SelgasCano introduced this project as follows:
Unmaterial
We understand unmaterial as something contrary to the material. It is nothing similar to the immaterial, but a reaction to the material. It’s not the opposite of the material, as can be the immaterial, but a kind of fighting with the materiality, in the biggest meaning of the Word, working with the shortness, short possibilities, or maybe to the contrary, with the wild possibilities of the unmaterial.
The studio will research the materiality of unmateriality as a continuous experiment: We´ll begin the course with six different quick and personal experiments with subjects relating to the unmaterial: climate, artificial light (gleam), revamp, structure (elevate), color (technicolor), and nature.
After that, we will move to a phase called BEGET, where all the previous experiments are fused into a main Project, which is a multipurpose building that has to be constructed, and we must complete the project to the last detail.

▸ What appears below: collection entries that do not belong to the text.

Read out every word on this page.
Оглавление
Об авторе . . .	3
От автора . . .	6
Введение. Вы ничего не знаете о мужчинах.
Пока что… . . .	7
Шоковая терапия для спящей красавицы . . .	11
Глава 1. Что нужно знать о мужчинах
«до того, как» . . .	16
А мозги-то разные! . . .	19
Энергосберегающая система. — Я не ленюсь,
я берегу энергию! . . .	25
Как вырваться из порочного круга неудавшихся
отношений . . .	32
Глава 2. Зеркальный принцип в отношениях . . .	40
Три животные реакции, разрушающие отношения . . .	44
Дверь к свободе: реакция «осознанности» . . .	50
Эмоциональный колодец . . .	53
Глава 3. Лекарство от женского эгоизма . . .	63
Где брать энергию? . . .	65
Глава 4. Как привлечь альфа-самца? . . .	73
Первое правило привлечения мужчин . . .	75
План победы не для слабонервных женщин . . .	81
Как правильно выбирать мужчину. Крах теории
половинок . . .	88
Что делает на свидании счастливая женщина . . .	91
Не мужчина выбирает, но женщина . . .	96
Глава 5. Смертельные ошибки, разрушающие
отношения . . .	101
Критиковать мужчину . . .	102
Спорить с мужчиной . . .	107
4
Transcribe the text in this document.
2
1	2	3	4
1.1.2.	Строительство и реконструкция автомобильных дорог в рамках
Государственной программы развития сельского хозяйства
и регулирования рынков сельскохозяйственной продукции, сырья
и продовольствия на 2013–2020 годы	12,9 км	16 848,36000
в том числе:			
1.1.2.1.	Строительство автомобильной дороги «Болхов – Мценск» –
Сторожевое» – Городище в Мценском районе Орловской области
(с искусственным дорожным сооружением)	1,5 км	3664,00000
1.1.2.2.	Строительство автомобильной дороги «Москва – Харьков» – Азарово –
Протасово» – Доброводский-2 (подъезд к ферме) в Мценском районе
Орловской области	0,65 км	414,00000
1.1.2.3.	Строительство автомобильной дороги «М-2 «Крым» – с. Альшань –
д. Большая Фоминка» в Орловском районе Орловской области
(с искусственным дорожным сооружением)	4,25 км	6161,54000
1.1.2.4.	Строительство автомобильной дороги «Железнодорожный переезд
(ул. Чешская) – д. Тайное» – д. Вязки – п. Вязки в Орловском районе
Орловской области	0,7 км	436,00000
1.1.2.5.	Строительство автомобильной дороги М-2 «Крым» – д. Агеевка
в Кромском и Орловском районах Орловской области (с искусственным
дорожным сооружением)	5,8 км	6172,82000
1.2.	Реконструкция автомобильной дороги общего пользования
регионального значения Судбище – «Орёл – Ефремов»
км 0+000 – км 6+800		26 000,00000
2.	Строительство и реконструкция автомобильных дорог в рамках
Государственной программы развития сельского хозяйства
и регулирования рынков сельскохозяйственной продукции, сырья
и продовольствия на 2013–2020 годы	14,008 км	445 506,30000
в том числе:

This project has to be made in collaboration with all the students. We´ll deeply explore the possibilities of working with less, even with nothing, or with the few materials on hand in the middle of nowhere. Because the site proposed for this final project is in the middle of Nowhere (in the nowhere region that is Turkana, Kenya; in the middle of the most central and arid Africa), there is no existing comparison in the world economy of such very extreme emptiness. It is a land which is not even a desert—no materials, no water— nothing material; but where life happens.
The relation and experience with the site is one of the most important facts in this studio. Students will be deeply impacted by the life in this region and therefore the architecture. It is likely that this experience will be one of the most important pedagogic impact on the students’ lives.
How big of an impression could this be for an architect working in such extreme conditions—so far from all the concepts and possibilities learned at MIT? This experience may be similar to being in the middle of the desert with yourself; maybe the same as going to the only things that really matter. An experience like this is something that may never be possible again in the future.